Our users run AI agents that execute code in sandboxed environments, read and write files, and complete tasks autonomously. Our development process runs AI agents that execute code in CI environments, read and write files, and complete tasks autonomously.
The difference is surface-level: our users use LikeClaw’s web interface, and our CI uses GitHub Actions. The underlying pattern is identical: define a task, let the AI execute it, review the results.

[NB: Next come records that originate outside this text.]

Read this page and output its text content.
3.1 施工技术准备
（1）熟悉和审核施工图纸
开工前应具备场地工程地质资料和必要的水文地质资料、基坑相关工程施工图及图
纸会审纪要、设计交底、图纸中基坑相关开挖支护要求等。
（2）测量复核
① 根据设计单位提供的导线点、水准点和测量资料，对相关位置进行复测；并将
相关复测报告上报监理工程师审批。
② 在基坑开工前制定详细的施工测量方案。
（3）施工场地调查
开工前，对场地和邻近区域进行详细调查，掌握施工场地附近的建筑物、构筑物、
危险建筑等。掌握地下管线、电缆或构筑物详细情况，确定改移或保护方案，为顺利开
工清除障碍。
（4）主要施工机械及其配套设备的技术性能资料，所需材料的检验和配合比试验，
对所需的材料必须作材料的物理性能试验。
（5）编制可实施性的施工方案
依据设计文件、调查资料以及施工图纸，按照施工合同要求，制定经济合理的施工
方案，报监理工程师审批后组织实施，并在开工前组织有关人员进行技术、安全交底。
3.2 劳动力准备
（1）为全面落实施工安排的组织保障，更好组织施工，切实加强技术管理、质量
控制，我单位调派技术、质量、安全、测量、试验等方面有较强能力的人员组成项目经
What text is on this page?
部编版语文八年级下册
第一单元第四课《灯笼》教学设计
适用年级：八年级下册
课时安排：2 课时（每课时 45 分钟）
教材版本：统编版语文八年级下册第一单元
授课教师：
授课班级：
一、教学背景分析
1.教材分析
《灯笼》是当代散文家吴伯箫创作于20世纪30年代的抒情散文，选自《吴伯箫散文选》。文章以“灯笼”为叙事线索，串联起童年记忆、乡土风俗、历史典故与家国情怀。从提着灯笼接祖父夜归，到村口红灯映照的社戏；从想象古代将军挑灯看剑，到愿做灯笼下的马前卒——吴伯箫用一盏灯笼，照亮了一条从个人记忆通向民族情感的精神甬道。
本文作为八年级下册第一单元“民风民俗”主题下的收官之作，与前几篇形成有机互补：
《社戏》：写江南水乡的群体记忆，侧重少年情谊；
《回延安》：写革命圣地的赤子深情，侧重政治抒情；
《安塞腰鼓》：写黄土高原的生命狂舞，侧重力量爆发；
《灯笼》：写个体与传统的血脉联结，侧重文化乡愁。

This isn’t a coincidence. We built the development pipeline using the same principles we teach our users. And the things we learn from running this pipeline improve the product we build for them. It’s a virtuous cycle.
The numbers
Since enabling the autonomous development pipeline:
- PRs created by AI: dozens
- Average time from issue to PR: minutes, not hours
- Test failures caught before submission: multiple per week
- Production incidents caused by AI-written code: zero (so far)
That last number is the one that matters most. Zero production incidents. Every AI-written change went through tests, AI review, and human review before merging. The three-layer safety net works.
This is just the beginning
Today, the AI handles bug fixes, dependency updates, and straightforward feature implementations. Tomorrow, it will handle more complex tasks: multi-file refactoring, performance optimization, test generation.
The key insight isn’t that AI can write code. It’s that AI can participate in a development workflow with proper guardrails. Tests, reviews, and human oversight make AI-generated code safe. Remove any of those layers and you have a risk. Keep all three and you have a tool that multiplies your team’s output.
We’re a small team shipping 7.5 commits per day. Some of those commits are human-written. Some are AI-written. All of them are human-approved.
That’s the future of software development. Not AI replacing developers. AI accelerating developers. With proper guardrails. At 3 AM. While the team sleeps.
The autonomous development pipeline
- 1
Issue filed
A bug is reported or a feature is requested via GitHub Issues. Can come from a user, a team member, or automated monitoring.
- 2
AI reads and understands
Claude reads the issue, explores the codebase, identifies the relevant files, and formulates a solution approach.
- 3
Code is written
Claude writes the fix or feature on a new branch. It runs the test suite. If tests fail, it fixes the code and retries.
- 4
PR is created and reviewed
An automated PR is created with a concise summary. A separate Claude instance reviews the code for bugs, security, and style.
- 5
Human approves
A human reviews the PR, the AI's code review comments, and the test results. Then merges or requests changes.
Before
Development without AI in the loop
- Issue sits in backlog for days or weeks
- Developer spends 30+ minutes understanding context
- Code review takes hours of waiting
- Simple bugs consume entire morning blocks
After
Development with AI in the loop
- Issue has a PR within minutes of being filed
- AI has already explored the codebase and written tests
- Code review is instantaneous — human only reviews the review
- Simple bugs are fixed before the team wakes up
Questions about AI-powered development
How much of your code is written by AI?
It varies. Routine bug fixes, dependency updates, and simple features are mostly AI-written with human review. Architectural decisions, complex features, and security-sensitive code are human-written with AI review. The ratio shifts week to week.
What prevents the AI from making bad changes?
Three layers: automated tests that must pass, AI code review that checks for issues, and mandatory human approval before merge. The AI never pushes directly to main.
Can your users do this too?
The same principles apply. LikeClaw users can set up background agents that write code, analyze repositories, and generate reports. The tools we use internally are the same tools we offer to users.